Hij moet niks hebben van hoogleraren die als een kasteelheer hun eigen domein verdedigen. ‘Je moet het met elkaar doen. Daarom ben ik mede oprichter van de Dutch Pancreatic Cancer Group, een landelijke multidisciplinaire werkgroep van specialisten op het gebied van alvleesklierkanker. De zorg voor alvleesklierkanker wordt op die manier beter, vanuit de dokters zélf. Dokters zijn hier, in tegenstelling tot het buitenland, onafhankelijk en kunnen gerandomiseerde trials doen om te onderzoeken wat de beste behandeling is.’
Doorpakken
De voor hem opgerichte stichting Overleven met Alvleesklierkanker faciliteert de zoektocht naar de beste behandeling. Geld dat is ingezameld door zo’n innig bevriende stichting heeft als voordeel dat het snel en doelgericht kan worden ingezet. Er hoeven geen tijdrovende onderzoeksvoorstellen te worden geschreven. ‘De stichting geeft ons ruimte voor innovatief onderzoek. We kunnen snel doorpakken en dit onderzoek omzetten in iets waar patiënten op korte termijn baat bij hebben.’

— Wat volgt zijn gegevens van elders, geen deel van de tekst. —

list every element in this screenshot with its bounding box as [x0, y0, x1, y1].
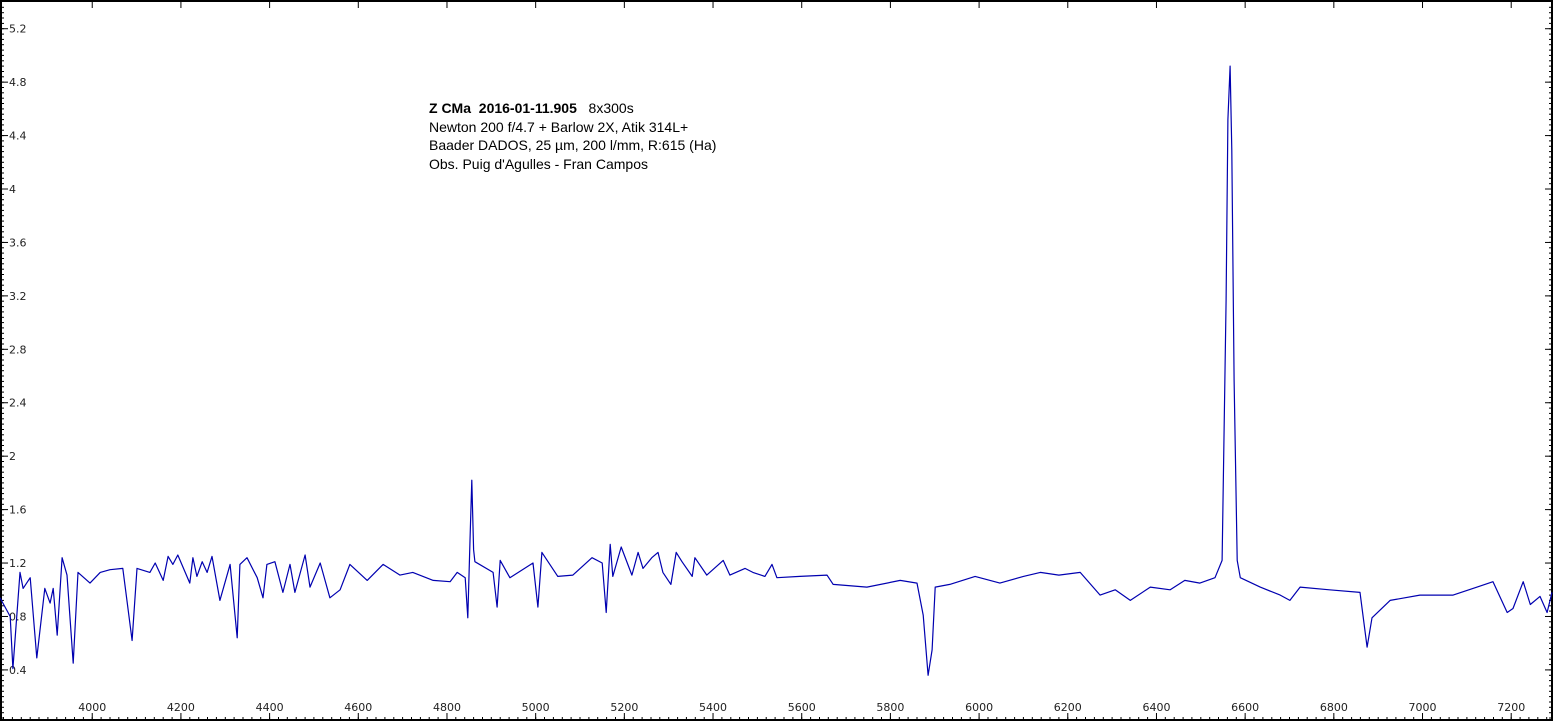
x-tick-label: 5400	[699, 701, 727, 714]
annotation-line-3: Baader DADOS, 25 µm, 200 l/mm, R:615 (Ha…	[429, 137, 717, 153]
annotation-line-1: Z CMa 2016-01-11.905 8x300s	[429, 99, 716, 118]
x-tick-label: 4000	[78, 701, 106, 714]
y-tick-label: 4.8	[9, 76, 27, 89]
y-tick-label: 2	[9, 450, 16, 463]
y-tick-label: 2.8	[9, 343, 27, 356]
x-tick-label: 6200	[1054, 701, 1082, 714]
x-tick-label: 4400	[256, 701, 284, 714]
x-tick-label: 5600	[788, 701, 816, 714]
spectrum-line	[0, 65, 1553, 676]
x-tick-label: 6400	[1142, 701, 1170, 714]
x-tick-label: 5200	[610, 701, 638, 714]
x-tick-label: 5800	[876, 701, 904, 714]
x-tick-label: 4800	[433, 701, 461, 714]
y-tick-label: 5.2	[9, 23, 27, 36]
y-tick-label: 0.4	[9, 664, 27, 677]
x-tick-label: 6000	[965, 701, 993, 714]
y-tick-label: 4	[9, 183, 16, 196]
y-tick-label: 1.6	[9, 504, 27, 517]
exposure: 8x300s	[588, 100, 634, 116]
y-tick-label: 3.6	[9, 236, 27, 249]
y-tick-label: 0.8	[9, 610, 27, 623]
x-tick-label: 5000	[522, 701, 550, 714]
y-tick-label: 4.4	[9, 130, 27, 143]
observation-date: 2016-01-11.905	[478, 100, 577, 116]
y-tick-label: 1.2	[9, 557, 27, 570]
x-tick-label: 7000	[1409, 701, 1437, 714]
y-tick-label: 2.4	[9, 397, 27, 410]
object-name: Z CMa	[429, 100, 471, 116]
annotation-line-4: Obs. Puig d'Agulles - Fran Campos	[429, 155, 648, 172]
x-tick-label: 6800	[1320, 701, 1348, 714]
x-tick-label: 7200	[1497, 701, 1525, 714]
tick-labels: 0.4 0.8 1.2 1.6 2 2.4 2.8 3.2 3.6 4 4.4 4.8 5.2 4000 4…	[9, 23, 1525, 714]
y-tick-label: 3.2	[9, 290, 27, 303]
annotation-box: Z CMa 2016-01-11.905 8x300s Newton 200 f…	[429, 99, 716, 173]
x-tick-label: 4600	[344, 701, 372, 714]
x-tick-label: 4200	[167, 701, 195, 714]
annotation-line-2: Newton 200 f/4.7 + Barlow 2X, Atik 314L+	[429, 118, 689, 135]
x-tick-label: 6600	[1231, 701, 1259, 714]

Het succes van Support Casper zit hem onder andere in heldere communicatie, zegt hij. ‘We leggen heel concreet uit wat we met het geld doen. We vertellen bijvoorbeeld dat we er het ATMP-lab van betalen. Leggen we iets uit over onderzoek naar dendritische cellen, dan maken we daar een begrijpelijke animatie bij waarin wordt uitgelegd wat dendritische cellen zijn en wat ze doen.’
Boegbeeld
Van Eijck neemt op 27 oktober met een symposium afscheid van zijn patiënten. Verdwijnen achter de geraniums is echter geen optie. Hij blijft nauw betrokken bij het werk van de stichting en bij het onderzoek naar betere therapie voor alvleesklierkanker. Al hoopt hij dat de stichting het straks ook zonder hem als boegbeeld gaat stellen.
‘Koningin Wilhelmina is al 100 jaar dood, heeft nooit onderzoek gedaan en haar KWF bestaat nog steeds. Ik hoop dat de stichting een begrip wordt, zonder dat het om mij gaat. Het gaat om wat het team dat erachter zit voor elkaar krijgt. Dat mensen als Ron Fouchier, Bernadette van den Hoogen, Bas Groot Koerkamp en Joachim Aerts de financiële mogelijkheden krijgen om hun werk af te maken.’